Elon Musk’s Neuralink chip suffers unexpected setback in first inhuman brain implant

Elon Musk’s brain-chip start-up Neuralink suffered an unexpected problem in its first-ever human implant as the device began to detach from the patient’s skull — reducing the amount of data it could capture, the company has revealed.

Neuralink’s brain-computer interface, known as a BCI, was implanted into 29-year-old patient Noland Arbaugh’s brain in January.

The chip is designed to help patients with paralysis control external technology using only their mind, and Arbaugh — who is paralysed from the shoulders down due to a diving accident eight years ago — is participating in Neuralink’s six-year trial to test the device’s safety.

Just last month, Neuralink livestreamed a nine-minute video of Arbaugh showing how the BCI technology works.

He was seen playing video games, and explained that he simply imagines the cursor moving where he wants it to go and it does.

Neuralink’s chip contains 1024 electrodes across 64 “threads” — which are thinner than a strand of human hair — that are programmed to gather data about the brain’s neural activity and movement intention and send that data to the company’s computer for decoding to transform the thoughts into action.

However, in the weeks since the astounding video, “a number of threads retracted from [Arbaugh’s] brain, resulting in a net decrease in the number of effective electrodes,” Neuralink said in a blog post Wednesday earlier reported on by the Wall Street Journal.

As a result, Neuralink was not able to measure how effectively its system of electrodes and threads was performing.

It was unclear how many threads have detached.

“In response to this change, we modified the recording algorithm to be more sensitive to neural population signals, improved the techniques to translate these signals into cursor movements, and enhanced the user interface,” Neuralink added, insisting that the refinement will enhance the accuracy of Arbaugh’s ability to control the cursor’s bits per second (BPS).

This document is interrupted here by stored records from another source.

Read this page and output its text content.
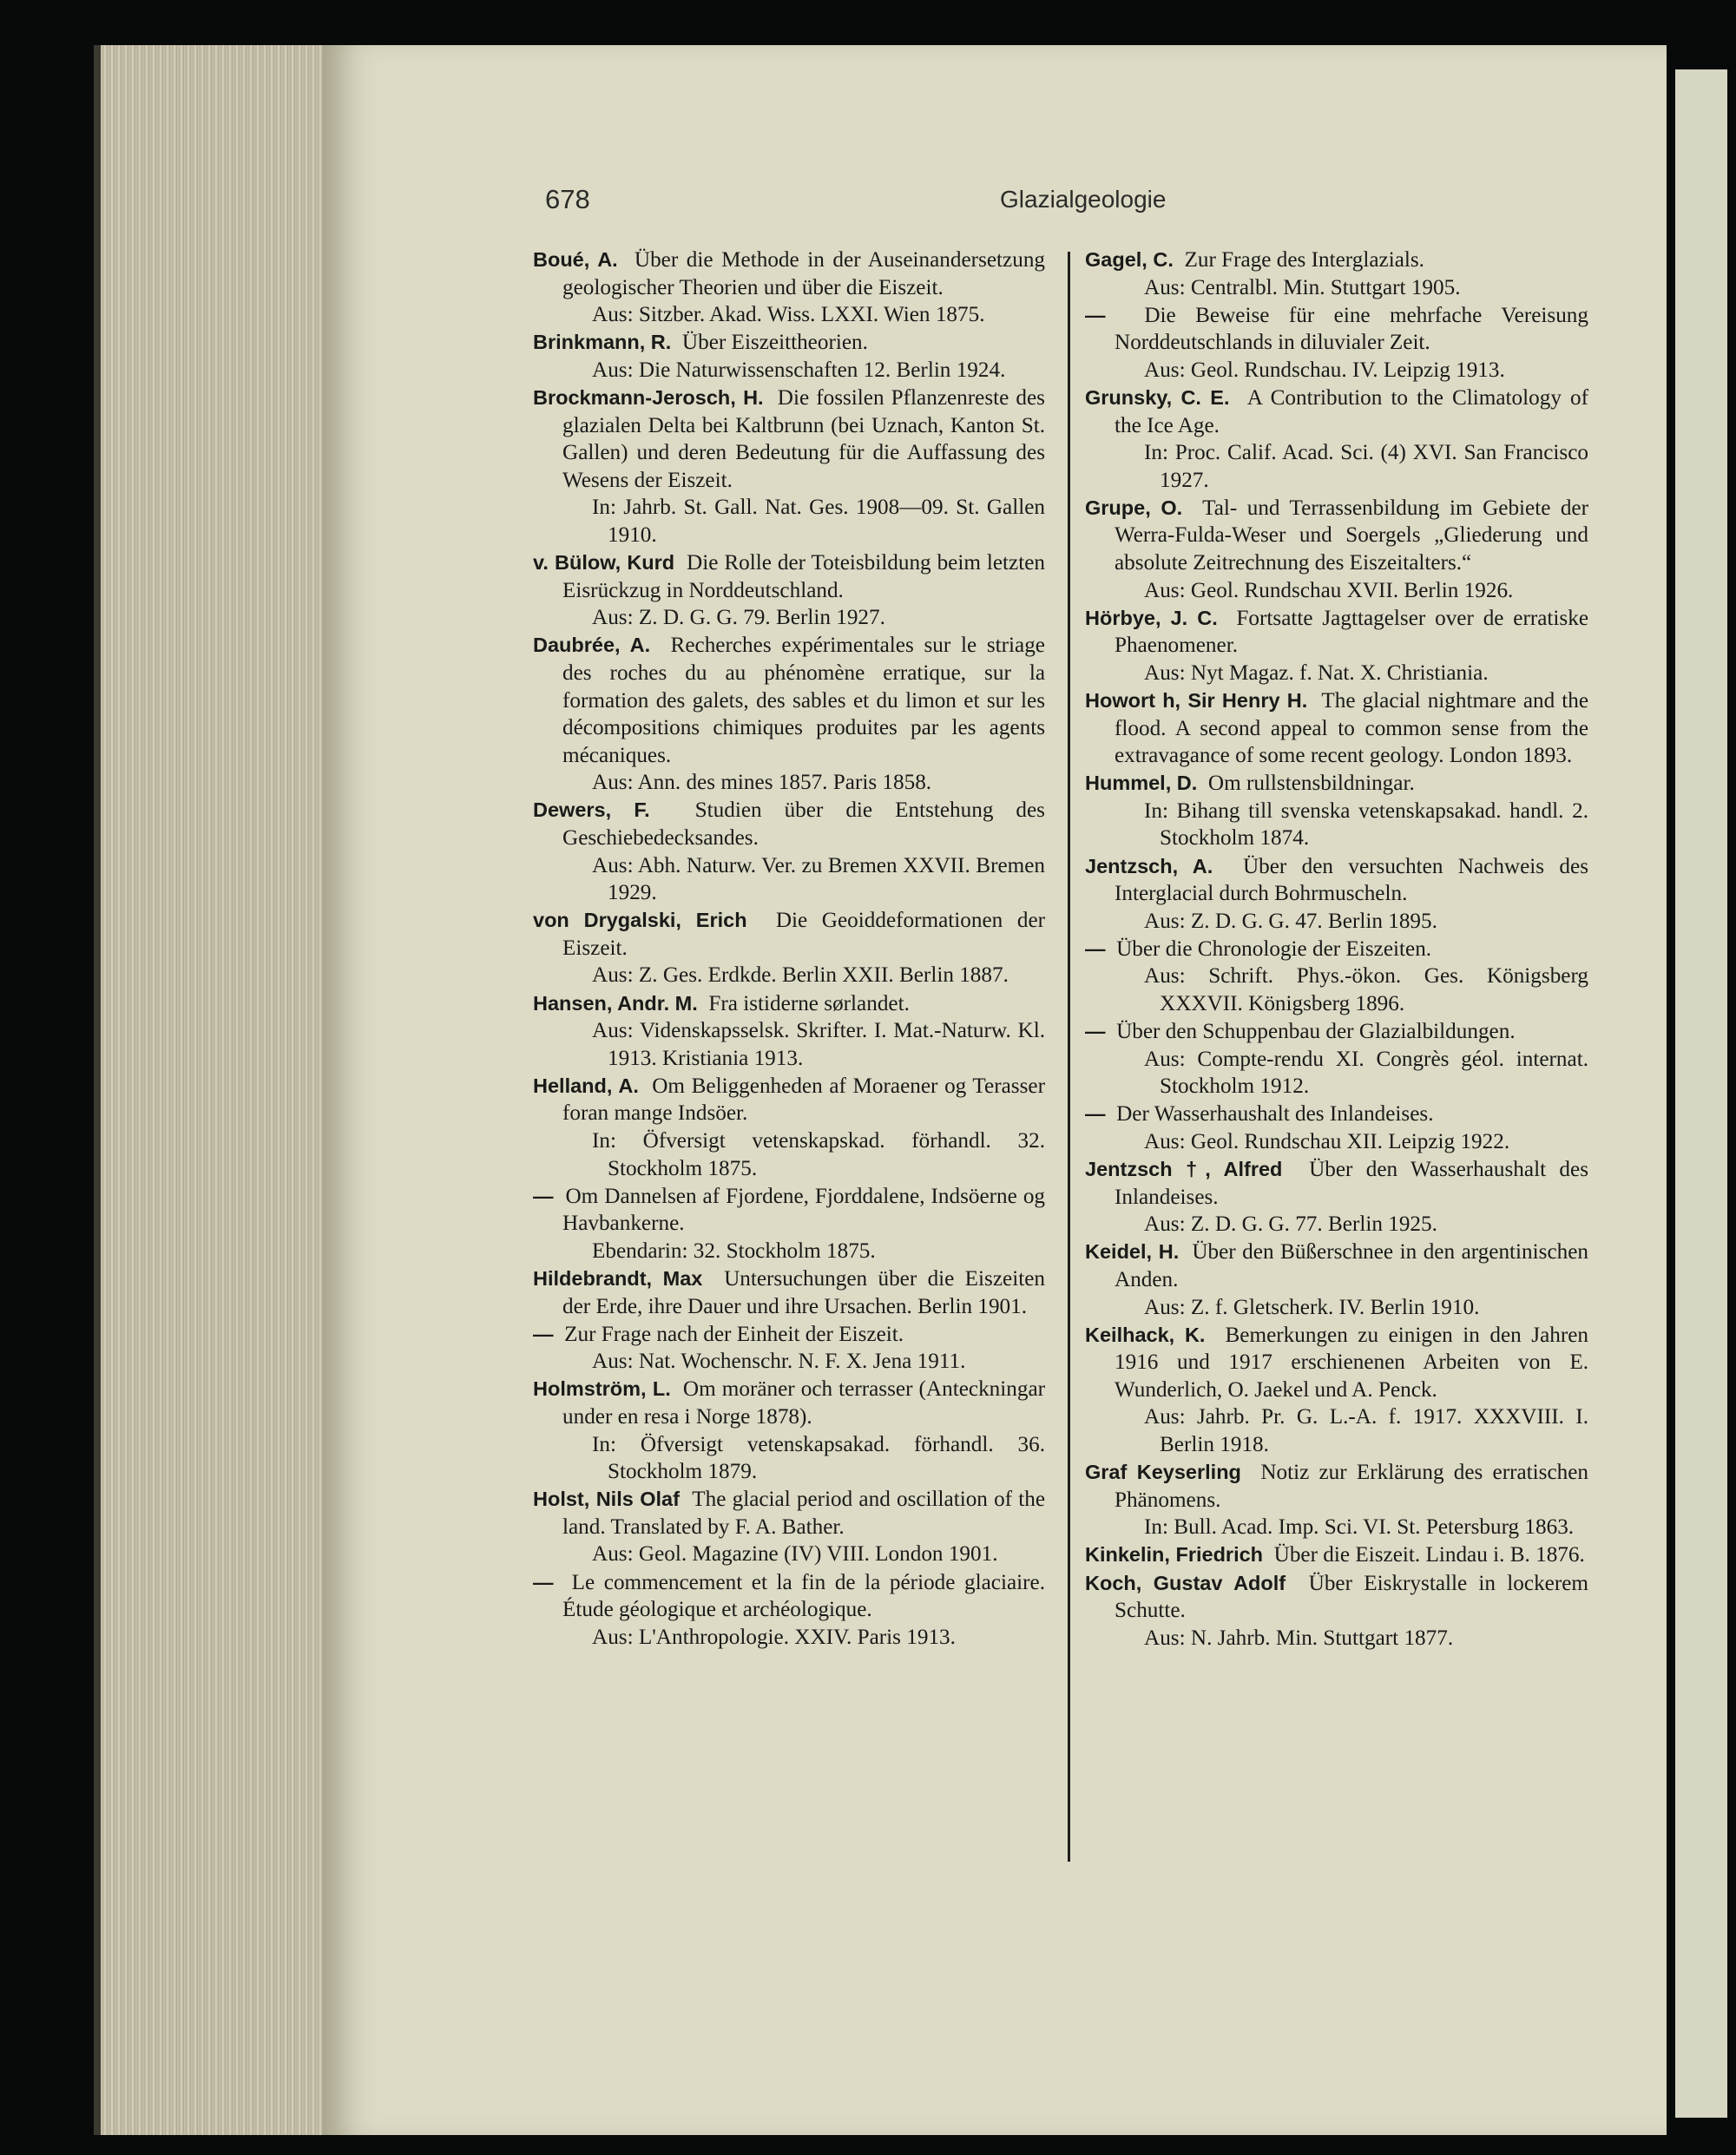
678	Glazialgeologie
Boué, A. Über die Methode in der Auseinandersetzung geologischer Theorien und über die Eiszeit.
Aus: Sitzber. Akad. Wiss. LXXI. Wien 1875.
Brinkmann, R. Über Eiszeittheorien.
Aus: Die Naturwissenschaften 12. Berlin 1924.
Brockmann-Jerosch, H. Die fossilen Pflanzenreste des glazialen Delta bei Kaltbrunn (bei Uznach, Kanton St. Gallen) und deren Bedeutung für die Auffassung des Wesens der Eiszeit.
In: Jahrb. St. Gall. Nat. Ges. 1908—09. St. Gallen 1910.
v. Bülow, Kurd Die Rolle der Toteisbildung beim letzten Eisrückzug in Norddeutschland.
Aus: Z. D. G. G. 79. Berlin 1927.
Daubrée, A. Recherches expérimentales sur le striage des roches du au phénomène erratique, sur la formation des galets, des sables et du limon et sur les décompositions chimiques produites par les agents mécaniques.
Aus: Ann. des mines 1857. Paris 1858.
Dewers, F. Studien über die Entstehung des Geschiebedecksandes.
Aus: Abh. Naturw. Ver. zu Bremen XXVII. Bremen 1929.
von Drygalski, Erich Die Geoiddeformationen der Eiszeit.
Aus: Z. Ges. Erdkde. Berlin XXII. Berlin 1887.
Hansen, Andr. M. Fra istiderne sørlandet.
Aus: Videnskapsselsk. Skrifter. I. Mat.-Naturw. Kl. 1913. Kristiania 1913.
Helland, A. Om Beliggenheden af Moraener og Terasser foran mange Indsöer.
In: Öfversigt vetenskapskad. förhandl. 32. Stockholm 1875.
— Om Dannelsen af Fjordene, Fjorddalene, Indsöerne og Havbankerne.
Ebendarin: 32. Stockholm 1875.
Hildebrandt, Max Untersuchungen über die Eiszeiten der Erde, ihre Dauer und ihre Ursachen. Berlin 1901.
— Zur Frage nach der Einheit der Eiszeit.
Aus: Nat. Wochenschr. N. F. X. Jena 1911.
Holmström, L. Om moräner och terrasser (Anteckningar under en resa i Norge 1878).
In: Öfversigt vetenskapsakad. förhandl. 36. Stockholm 1879.
Holst, Nils Olaf The glacial period and oscillation of the land. Translated by F. A. Bather.
Aus: Geol. Magazine (IV) VIII. London 1901.
— Le commencement et la fin de la période glaciaire. Étude géologique et archéologique.
Aus: L'Anthropologie. XXIV. Paris 1913.
Gagel, C. Zur Frage des Interglazials.
Aus: Centralbl. Min. Stuttgart 1905.
— Die Beweise für eine mehrfache Vereisung Norddeutschlands in diluvialer Zeit.
Aus: Geol. Rundschau. IV. Leipzig 1913.
Grunsky, C. E. A Contribution to the Climatology of the Ice Age.
In: Proc. Calif. Acad. Sci. (4) XVI. San Francisco 1927.
Grupe, O. Tal- und Terrassenbildung im Gebiete der Werra-Fulda-Weser und Soergels „Gliederung und absolute Zeitrechnung des Eiszeitalters.“
Aus: Geol. Rundschau XVII. Berlin 1926.
Hörbye, J. C. Fortsatte Jagttagelser over de erratiske Phaenomener.
Aus: Nyt Magaz. f. Nat. X. Christiania.
Howort h, Sir Henry H. The glacial nightmare and the flood. A second appeal to common sense from the extravagance of some recent geology. London 1893.
Hummel, D. Om rullstensbildningar.
In: Bihang till svenska vetenskapsakad. handl. 2. Stockholm 1874.
Jentzsch, A. Über den versuchten Nachweis des Interglacial durch Bohrmuscheln.
Aus: Z. D. G. G. 47. Berlin 1895.
— Über die Chronologie der Eiszeiten.
Aus: Schrift. Phys.-ökon. Ges. Königsberg XXXVII. Königsberg 1896.
— Über den Schuppenbau der Glazialbildungen.
Aus: Compte-rendu XI. Congrès géol. internat. Stockholm 1912.
— Der Wasserhaushalt des Inlandeises.
Aus: Geol. Rundschau XII. Leipzig 1922.
Jentzsch †, Alfred Über den Wasserhaushalt des Inlandeises.
Aus: Z. D. G. G. 77. Berlin 1925.
Keidel, H. Über den Büßerschnee in den argentinischen Anden.
Aus: Z. f. Gletscherk. IV. Berlin 1910.
Keilhack, K. Bemerkungen zu einigen in den Jahren 1916 und 1917 erschienenen Arbeiten von E. Wunderlich, O. Jaekel und A. Penck.
Aus: Jahrb. Pr. G. L.-A. f. 1917. XXXVIII. I. Berlin 1918.
Graf Keyserling Notiz zur Erklärung des erratischen Phänomens.
In: Bull. Acad. Imp. Sci. VI. St. Petersburg 1863.
Kinkelin, Friedrich Über die Eiszeit. Lindau i. B. 1876.
Koch, Gustav Adolf Über Eiskrystalle in lockerem Schutte.
Aus: N. Jahrb. Min. Stuttgart 1877.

BPS, according to the company, is “the standard measure for speed and accuracy.”

“These refinements produced a rapid and sustained improvement in BPS, that has now superseded Noland’s initial performance,” Neuralink said.

The company — which recently changed its home base from Delaware to Nevada after Musk’s spat with a Delaware judge who invalidated his $56 billion pay package at Tesla — considered removing the implant, but the problem hasn’t posed a direct risk to Arbaugh’s safety, the Journal reported.

Even so, the possibility of removing Arbaugh’s implant, a so-called “explanation,” was floated, people familiar with the matter told the Journal.

He became the first human test subject of the chip developed by the Musk-owned company when a robot surgeon plugged the implant into his brain. It wasn’t immediately clear how many others will participate in the trial, or where they’ll be held.

Despite the snafu, Arbaugh reportedly is using Neuralink’s BCI system for around eight hours a day on weekdays, and as many as 10 hours on the weekends.

“Now I can literally just lie in bed and play to my heart’s content,” he said in the March livestream — or at least until the battery of his rechargeable chip dies.

Neuralink, founded in 2016, has mostly kept information about its technology and human trials under wraps — prompting calls for greater transparency.

The US Food and Drug Administration greenlit human trials of the brain chip last year after the company did hundreds of tests on animals — and faced backlash from animal rights groups in the process.

For his part, Arbaugh has said he signed on to try the implant because he “wanted to be a part of something that I feel like it’s going to change the world.”